"She is very unhappy, Henrietta: and I think it is your duty, as well as mine, to make her feel her altered home as little miserable as possible."

"I should think so too, if I believed I had any power to make it better or worse,—except, indeed, that of meeting her eyes, or avoiding them. The sight of any of us must be dreadful to her."

"You have such a remarkable way of shutting yourself up—your intellectual self I mean, from every one, that it is not very easy to say how great or how little your power might be. From the slight and transient glances which you have sometimes permitted me to take through your icy casing, I am rather inclined to believe that you ought to reckon for something in the family of which you make a part."

Henrietta shook her head. "Your glances have not penetrated to the centre yet, Miss Torrington.

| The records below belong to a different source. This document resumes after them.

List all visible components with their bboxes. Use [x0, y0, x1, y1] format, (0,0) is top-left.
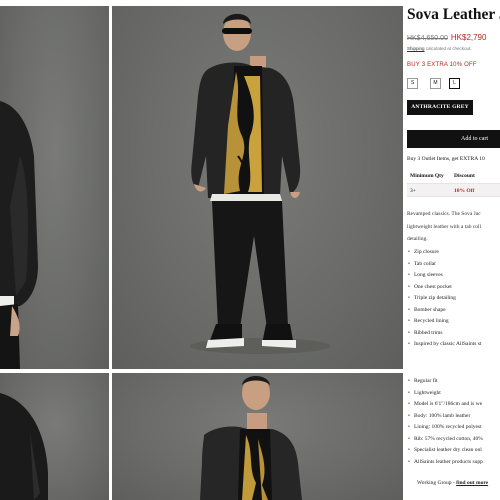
model-detail-figure	[0, 393, 48, 500]
detail-item: Specialist leather dry clean onl	[407, 445, 483, 457]
feature-item: Triple zip detailing	[407, 293, 481, 305]
row-discount: 10% Off	[454, 188, 475, 194]
model-side-figure	[0, 101, 38, 369]
size-option-s[interactable]: S	[407, 78, 418, 89]
feature-item: Recycled lining	[407, 316, 481, 328]
size-option-m[interactable]: M	[430, 78, 441, 89]
size-option-l[interactable]: L	[449, 78, 460, 89]
product-title: Sova Leather J	[407, 6, 500, 23]
description-line: lightweight leather with a tab coll	[407, 223, 482, 230]
product-image-main[interactable]	[112, 6, 403, 369]
detail-item: Regular fit	[407, 376, 483, 388]
product-image-4[interactable]	[112, 373, 403, 500]
header-discount: Discount	[454, 173, 475, 179]
detail-item: Rib: 57% recycled cotton, 40%	[407, 434, 483, 446]
price-block: HK$4,650.00 HK$2,790	[407, 33, 486, 42]
original-price: HK$4,650.00	[407, 35, 448, 42]
discount-table-header: Minimum Qty Discount	[407, 169, 500, 183]
detail-item: Model is 6'1"/186cm and is we	[407, 399, 483, 411]
feature-item: One chest pocket	[407, 282, 481, 294]
outlet-promo-text: Buy 3 Outlet Items, get EXTRA 10	[407, 156, 485, 162]
detail-item: Lining: 100% recycled polyest	[407, 422, 483, 434]
feature-item: Ribbed trims	[407, 328, 481, 340]
discount-table-row: 3+ 10% Off	[407, 183, 500, 197]
color-option-anthracite-grey[interactable]: ANTHRACITE GREY	[407, 100, 473, 115]
detail-item: Body: 100% lamb leather	[407, 411, 483, 423]
shipping-note-text: calculated at checkout.	[424, 46, 472, 51]
product-image-1[interactable]	[0, 6, 109, 369]
feature-item: Tab collar	[407, 259, 481, 271]
working-group-text: Working Group -	[417, 480, 457, 486]
feature-item: Long sleeves	[407, 270, 481, 282]
find-out-more-link[interactable]: find out more	[456, 480, 488, 486]
discount-table: Minimum Qty Discount 3+ 10% Off	[407, 169, 500, 197]
detail-item: Lightweight	[407, 388, 483, 400]
shipping-link[interactable]: Shipping	[407, 46, 425, 51]
product-image-3[interactable]	[0, 373, 109, 500]
details-subline: Working Group - find out more	[417, 480, 488, 486]
model-closeup-figure	[200, 376, 302, 500]
header-min-qty: Minimum Qty	[410, 173, 444, 179]
product-info-panel: Sova Leather J HK$4,650.00 HK$2,790 Shipp…	[407, 0, 500, 500]
feature-item: Inspired by classic AllSaints st	[407, 339, 482, 351]
sale-price: HK$2,790	[450, 33, 487, 42]
details-list: Regular fit Lightweight Model is 6'1"/18…	[407, 376, 483, 468]
detail-item: AllSaints leather products supp	[407, 457, 483, 469]
feature-item: Zip closure	[407, 247, 481, 259]
product-description: Revamped classics. The Sova Jac lightwei…	[407, 208, 500, 246]
row-qty: 3+	[410, 188, 416, 194]
description-line: detailing.	[407, 236, 428, 242]
model-figure	[190, 13, 330, 354]
add-to-cart-button[interactable]: Add to cart	[407, 130, 500, 148]
shipping-note: Shipping calculated at checkout.	[407, 46, 472, 51]
description-line: Revamped classics. The Sova Jac	[407, 211, 481, 217]
feature-list: Zip closure Tab collar Long sleeves One …	[407, 247, 482, 351]
promo-banner: BUY 3 EXTRA 10% OFF	[407, 62, 477, 68]
feature-item: Bomber shape	[407, 305, 481, 317]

Should you ever do so, you, and your friend Helen too, would hate me,—even if my name were not Cartwright."

"I would not hear your enemy say so," replied Rosalind. "However, we are now likely to be enough together to judge each other by the severest of all tests, daily experience."

"An excellent test for the temper,—but not for the heart," replied Henrietta.

"You seem determined to make me afraid of you, Miss Cartwright. I have no great experience of human nature as yet; but I should think a corrupt heart would rather seek to conceal than proclaim itself."

"I think you are right; but I have no idea that my heart is corrupt:—it is diseased."

"I wish I could heal it," said Rosalind kindly, "for I suspect its illness, be it what it may, causes your cheek to grow pale. You do not look well, Miss Cartwright."

"Well?—Oh no! I have long known I am dying."